A reflection for Remembrance Day
Watching Journey’s End this week, brilliantly performed by a cast of Marlborough College pupils, I was once more struck by the ‘matter-of-factness’ with which so many gave and risked their lives. No great sense of heroism or vocation to fight for justice, peace and freedom, but much more a sense that this is just what needs to be done.
It was the same unsentimental attitude that I experienced when I spoke to a WWII veteran a few years ago now. It was after a Remembrance service in Manchester, and I got talking to someone who landed on the beaches in Normandy. As he was speaking, I started to realise that this man had left his own family and friends to fight for the freedom of others: another country, people he didn’t know, including my own ancestors.
I felt a sense of great gratitude, and my first, almost instinctive, reaction was to wonder what I could do in return. How could I give back what he had given me? How could I reciprocate the sacrifices he and so many others had made. Of course, the answer is, that we cannot reciprocate. We can remember and honour those who risked and those who gave their lives, but we cannot pay them back.
What we can do, however, and what we must do when we remember, is to commit ourselves to uphold what others have fought for: freedom, justice and peace. On Remembrance Sunday we stand alongside those who have fought more recently, and those who are in the armed forces now. Our standing alongside cannot be limited to keeping two minutes silence and wearing a poppy, but we too must respond to injustice and oppression when we see it.
Whether we campaign for equality, write letters to those in prison, or stand up for those who are marginalised in our own community, at times, we too have to leave behind what is familiar and safe to stand up for what we believe in. Just like those who left Britain to fight for the freedom of Europe, also we need to be able to see beyond our own immediate needs.
Any act of remembrance needs to be accompanied by an act of commitment.
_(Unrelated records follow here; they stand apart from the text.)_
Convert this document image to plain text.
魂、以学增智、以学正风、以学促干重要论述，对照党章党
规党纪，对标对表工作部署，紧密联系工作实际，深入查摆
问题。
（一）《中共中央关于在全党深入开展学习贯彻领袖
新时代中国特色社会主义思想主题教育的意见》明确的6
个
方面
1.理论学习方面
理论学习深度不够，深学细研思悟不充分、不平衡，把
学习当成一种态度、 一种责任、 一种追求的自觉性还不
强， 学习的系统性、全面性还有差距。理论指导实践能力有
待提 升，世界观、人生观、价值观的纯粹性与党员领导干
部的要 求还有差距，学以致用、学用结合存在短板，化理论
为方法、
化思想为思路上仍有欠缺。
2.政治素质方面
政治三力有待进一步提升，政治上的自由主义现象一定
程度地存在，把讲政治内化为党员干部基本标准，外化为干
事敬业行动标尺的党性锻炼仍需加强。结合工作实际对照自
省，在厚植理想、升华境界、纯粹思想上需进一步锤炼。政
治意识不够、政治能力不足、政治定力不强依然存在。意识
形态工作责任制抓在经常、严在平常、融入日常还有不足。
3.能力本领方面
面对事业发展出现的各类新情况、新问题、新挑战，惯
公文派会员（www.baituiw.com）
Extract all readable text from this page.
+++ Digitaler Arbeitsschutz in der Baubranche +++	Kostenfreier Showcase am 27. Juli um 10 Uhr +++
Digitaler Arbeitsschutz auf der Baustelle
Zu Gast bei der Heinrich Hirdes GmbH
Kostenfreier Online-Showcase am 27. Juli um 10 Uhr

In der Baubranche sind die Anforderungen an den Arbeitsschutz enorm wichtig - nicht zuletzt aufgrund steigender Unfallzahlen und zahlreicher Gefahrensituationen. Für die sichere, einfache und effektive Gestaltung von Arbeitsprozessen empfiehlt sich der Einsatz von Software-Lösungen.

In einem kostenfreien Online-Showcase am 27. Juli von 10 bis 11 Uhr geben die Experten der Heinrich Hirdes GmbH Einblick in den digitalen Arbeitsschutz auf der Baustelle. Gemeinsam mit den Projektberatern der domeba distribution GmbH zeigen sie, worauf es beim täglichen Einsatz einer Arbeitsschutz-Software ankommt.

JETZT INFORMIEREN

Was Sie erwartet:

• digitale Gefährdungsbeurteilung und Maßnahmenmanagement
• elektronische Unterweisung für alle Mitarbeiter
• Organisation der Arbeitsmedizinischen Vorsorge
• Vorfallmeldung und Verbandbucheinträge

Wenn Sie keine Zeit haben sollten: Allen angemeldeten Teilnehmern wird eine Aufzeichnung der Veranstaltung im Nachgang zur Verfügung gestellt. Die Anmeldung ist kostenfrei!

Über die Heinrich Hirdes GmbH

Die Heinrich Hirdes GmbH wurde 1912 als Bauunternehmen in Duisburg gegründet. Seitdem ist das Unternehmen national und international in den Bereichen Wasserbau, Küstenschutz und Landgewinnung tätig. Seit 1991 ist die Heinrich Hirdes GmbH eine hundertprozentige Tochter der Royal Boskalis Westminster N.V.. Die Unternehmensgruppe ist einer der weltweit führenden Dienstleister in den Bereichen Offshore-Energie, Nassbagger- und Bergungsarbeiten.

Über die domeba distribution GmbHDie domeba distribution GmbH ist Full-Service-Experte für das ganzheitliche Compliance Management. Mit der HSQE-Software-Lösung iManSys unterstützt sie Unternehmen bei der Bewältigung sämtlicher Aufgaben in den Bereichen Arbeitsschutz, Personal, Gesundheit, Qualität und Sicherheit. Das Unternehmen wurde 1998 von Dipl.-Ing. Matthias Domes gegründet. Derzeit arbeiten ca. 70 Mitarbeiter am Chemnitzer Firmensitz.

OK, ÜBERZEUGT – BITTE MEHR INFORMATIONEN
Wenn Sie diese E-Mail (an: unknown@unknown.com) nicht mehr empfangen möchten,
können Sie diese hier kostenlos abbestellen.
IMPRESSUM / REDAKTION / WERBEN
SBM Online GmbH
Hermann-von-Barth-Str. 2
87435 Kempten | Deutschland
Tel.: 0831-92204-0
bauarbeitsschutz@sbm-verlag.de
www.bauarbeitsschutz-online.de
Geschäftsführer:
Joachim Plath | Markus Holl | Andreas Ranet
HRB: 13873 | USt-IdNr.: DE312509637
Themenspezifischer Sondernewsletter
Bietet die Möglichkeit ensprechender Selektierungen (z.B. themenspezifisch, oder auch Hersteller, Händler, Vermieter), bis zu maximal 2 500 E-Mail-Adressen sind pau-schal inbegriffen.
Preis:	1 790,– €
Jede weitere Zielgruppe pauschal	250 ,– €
When we remember and honour those who have gone before us, our lives will be touched and changed. So, may we commit ourselves with the help of one another, trusting in a God who made himself known as a human, vulnerable and scared as we can be too:
Merciful God, we offer to you the fears in us
that have not yet been cast out by love:
May we accept the hope you have placed
in the hearts of all people,
And live lives of justice, courage and mercy;
through Jesus Christ our risen Redeemer.